Thursday is the last day for conference committee debate on financial regulatory reform. Both House and Senate negotiators are seeking to hammer out the differences between their two bills, determining the shape of the final measure that, if approved, would be sent to President Obama for signature. Here's what's at stake in this landmark day in a months-long legislative battle to reform the way Wall Street does business and prevent another crash.

  • Resist Lobbyists  Reuters's Andy Sullivan writes of the much-discussed Volcker Rule and derivatives rules, "Wall Street lobbyists have been unable to kill both proposals as Democrats ride a wave of public disgust at the industry over the damage to the economy and employment from the financial crisis of 2008. Still, the members of the committee are likely to soften their toughest proposals to retain the support of centrist lawmakers whose votes will be needed for the merged bill to clear both chambers of Congress before it is sent to Obama."
  • Make Derivative Markets Transparent  The New York Times calls derivative regulation "arguably the most important issue for big banks because real reform will crimp their huge profits from derivatives deal-making.

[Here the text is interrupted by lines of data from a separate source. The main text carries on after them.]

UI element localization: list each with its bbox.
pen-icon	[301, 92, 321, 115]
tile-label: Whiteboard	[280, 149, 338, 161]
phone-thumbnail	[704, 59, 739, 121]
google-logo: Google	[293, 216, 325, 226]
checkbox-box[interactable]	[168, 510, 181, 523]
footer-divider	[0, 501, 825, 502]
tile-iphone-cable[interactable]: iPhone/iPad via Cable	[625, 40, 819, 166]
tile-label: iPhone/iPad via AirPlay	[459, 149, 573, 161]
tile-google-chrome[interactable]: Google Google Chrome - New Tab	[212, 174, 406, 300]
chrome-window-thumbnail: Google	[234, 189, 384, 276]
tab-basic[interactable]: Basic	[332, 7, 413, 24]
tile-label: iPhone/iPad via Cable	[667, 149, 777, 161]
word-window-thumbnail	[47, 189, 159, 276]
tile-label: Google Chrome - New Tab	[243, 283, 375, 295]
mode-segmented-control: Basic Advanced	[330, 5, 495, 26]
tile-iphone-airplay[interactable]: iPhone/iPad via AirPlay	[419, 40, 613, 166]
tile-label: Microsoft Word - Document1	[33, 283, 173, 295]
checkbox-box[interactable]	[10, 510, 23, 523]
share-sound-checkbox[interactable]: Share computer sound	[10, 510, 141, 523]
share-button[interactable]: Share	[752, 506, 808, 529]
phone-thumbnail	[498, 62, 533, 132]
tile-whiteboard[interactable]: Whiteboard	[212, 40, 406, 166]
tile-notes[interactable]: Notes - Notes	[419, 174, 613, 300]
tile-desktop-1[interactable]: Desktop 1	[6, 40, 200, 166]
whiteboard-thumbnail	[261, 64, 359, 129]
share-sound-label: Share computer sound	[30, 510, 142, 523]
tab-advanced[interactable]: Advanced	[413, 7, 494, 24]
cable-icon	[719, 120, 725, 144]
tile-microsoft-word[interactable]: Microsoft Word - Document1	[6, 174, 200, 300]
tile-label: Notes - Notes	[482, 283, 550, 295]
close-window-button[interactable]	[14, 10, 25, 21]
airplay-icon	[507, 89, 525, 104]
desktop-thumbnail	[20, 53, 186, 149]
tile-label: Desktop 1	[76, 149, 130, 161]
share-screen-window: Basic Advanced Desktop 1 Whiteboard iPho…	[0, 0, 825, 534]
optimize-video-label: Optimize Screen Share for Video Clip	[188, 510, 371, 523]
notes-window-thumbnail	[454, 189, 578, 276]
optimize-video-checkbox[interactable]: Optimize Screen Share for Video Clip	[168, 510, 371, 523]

It also is arguably the most important one for the public. The largely unregulated, multitrillion-dollar market in derivatives fed the bubble, intensified the bust and led to the bailouts. Unreformed, it will do so again. The final bill must ensure that derivatives are traded on transparent exchanges and processed through third-party clearinghouses to guarantee payment in case of default."
  • Should Banks Have to Spin Off Derivatives Business?  The Washington Post's David Cho reports, "Democratic leaders pressured Sen. Blanche Lincoln (D-Ark.) Wednesday to scale back a proposal that would force big banks to spin off their derivatives businesses, highlighting a conflict that has the potential to crack Democratic support behind the massive regulatory reform bill as it nears final passage. ... Her refusal to strike a deal is dividing liberal Democrats supporting the proposal and moderates who want it removed. The issue is expected to be in the spotlight Thursday as the House and Senate seek to reconcile their versions of the bill."
  • Close The Loopholes  Time's Mark Wilson sighs, "Congress, as part of the financial reform legislation, is working on an exemption that would allow State Street to continue creating and investing in the conduits that nearly led to its demise. ... Welcome to the wonderful world of financial reform, where rules are set and then quickly it is determined what firms get to ignore them." Wilson explains past loopholes and those in the current legislation.
  • Prevent Future Bailouts...and Bankruptcy  Reuters' Kevin Drawbaugh explains the delicate dance. "End the idea that some financial firms are 'too big to fail.' Avoid a repeat of 2008, when the Bush administration launched costly taxpayer bailouts of firms such as AIG but did not bail out Lehman Brothers. Lehman's subsequent bankruptcy froze capital markets." But at the same time, "Congress wants a middle ground between bailouts and bankruptcy. Firms would have to keep 'funeral plans' on file that describe how they could be shut down quickly."